Mileson paused. His thoughts traveled to a later episode.
"We were rescued," he recounted, "by a stranger who arrived an hour after
the Tiger Mob had gone. It was he who unbarred the door, while I was trying to
force it from the inside. I, alone, saw him, and spoke with him later. He was
a
being clad in a black cloak, who called himself The Shadow."
Cranston's look seemed almost doubtful.
"These are facts!" insisted Mileson, "Facts that I have never before
mentioned to any one, Cranston! All during my search for the Tiger Mob, in
which I employed hundreds of investigators, I received mysterious messages
from
The Shadow. The facts that he supplied enabled me to gain results.
"It is The Shadow, not myself, who deserves credit for what has been
done.
Always, with his communications, he has reminded me not to forget the Lone
Tiger. It was The Shadow who coined that apt title for the hidden chief of the
Tiger Mob."
Doubt was erased from Cranston's face. Mileson was pleased when he
observed that his friend was convinced. Then came Cranston's even-toned
question:
"Have you forgotten the Lone Tiger?"
Mileson lifted his head. Again his face had taken on a granite
appearance,
that made the elderly millionaire seem a symbol of righteous vengeance.
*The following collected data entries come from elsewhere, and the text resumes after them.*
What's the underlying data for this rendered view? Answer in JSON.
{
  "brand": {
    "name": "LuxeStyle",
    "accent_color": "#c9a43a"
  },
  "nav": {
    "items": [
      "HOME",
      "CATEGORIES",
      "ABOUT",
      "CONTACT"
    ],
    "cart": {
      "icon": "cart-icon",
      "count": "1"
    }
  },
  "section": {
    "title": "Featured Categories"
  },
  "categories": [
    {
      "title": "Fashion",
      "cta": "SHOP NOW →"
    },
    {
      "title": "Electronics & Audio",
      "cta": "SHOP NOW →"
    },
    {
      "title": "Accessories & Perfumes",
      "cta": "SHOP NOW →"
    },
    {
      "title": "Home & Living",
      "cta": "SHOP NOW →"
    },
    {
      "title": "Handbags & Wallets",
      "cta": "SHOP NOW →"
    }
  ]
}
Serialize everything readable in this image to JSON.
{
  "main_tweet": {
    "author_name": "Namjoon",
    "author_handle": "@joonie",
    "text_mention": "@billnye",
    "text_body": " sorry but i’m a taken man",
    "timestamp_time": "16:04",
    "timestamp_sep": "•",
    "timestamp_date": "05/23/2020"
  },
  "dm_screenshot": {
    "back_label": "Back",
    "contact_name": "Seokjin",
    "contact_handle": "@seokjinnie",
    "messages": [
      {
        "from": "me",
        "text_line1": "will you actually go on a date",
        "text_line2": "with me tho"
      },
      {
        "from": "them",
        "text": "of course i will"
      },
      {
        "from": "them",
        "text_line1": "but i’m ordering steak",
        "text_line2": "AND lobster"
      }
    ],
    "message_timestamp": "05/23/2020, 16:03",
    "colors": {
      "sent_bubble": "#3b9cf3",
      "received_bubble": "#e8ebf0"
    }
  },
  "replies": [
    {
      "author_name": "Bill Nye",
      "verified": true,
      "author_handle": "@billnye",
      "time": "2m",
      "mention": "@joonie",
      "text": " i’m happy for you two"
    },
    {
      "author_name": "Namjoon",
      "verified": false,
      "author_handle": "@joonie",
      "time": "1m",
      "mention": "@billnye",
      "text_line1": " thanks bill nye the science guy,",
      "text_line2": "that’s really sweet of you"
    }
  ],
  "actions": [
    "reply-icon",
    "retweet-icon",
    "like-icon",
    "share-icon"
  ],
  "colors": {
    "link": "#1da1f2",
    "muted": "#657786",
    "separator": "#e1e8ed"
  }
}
"I have not forgotten!" Mileson's tone had risen. "I have merely waited,
hoping that some culprit would testify regarding his hidden chief. Not one has
done so; therefore, the next move will be mine. Tomorrow, Cranston, New York
will be startled by the greatest man hunt in the city's history!
"Crook will turn against crook. Men who have fought against the law will
aid in the search for the Lone Tiger. Every stone will be turned; from beneath
those stones will crawl slimy humans, who will voice their testimony regarding
the Lone Tiger.
"The greatest of all rogues will be found! He will be treated like the
smallest of his followers. The law will recognize both his existence and his
hidden part in crime. This time" -Mileson's final words were emphatic - "I
shall insist that credit for the triumph be given to The Shadow!"
THE car had reached Mileson's home, a large, old-fashioned mansion on the
corner of a secluded avenue. Around the grounds was a high stone wall designed
to keep out intruders, but which had served, ironically enough, to hide the
operations of the Tiger Mob, after they had invaded Mileson's premises on that
tragic night, two years ago.
Stepping from the limousine, Mileson gripped Cranston's hand with a firm
parting shake. The elderly philanthropist had felt a letdown after today's
trial, but that had passed. Inspired by his own account of the task that lay
ahead, Mileson was again an instrument of justice, intent upon waging
ceaseless
war until the final score was settled. Though Mileson had not specified just
what the morrow's move would be, Cranston seemed quite satisfied as he settled
back in the rear of the limousine. A lone passenger in the big car, he let his
thin lips form a smile; one of conviction, not of doubt.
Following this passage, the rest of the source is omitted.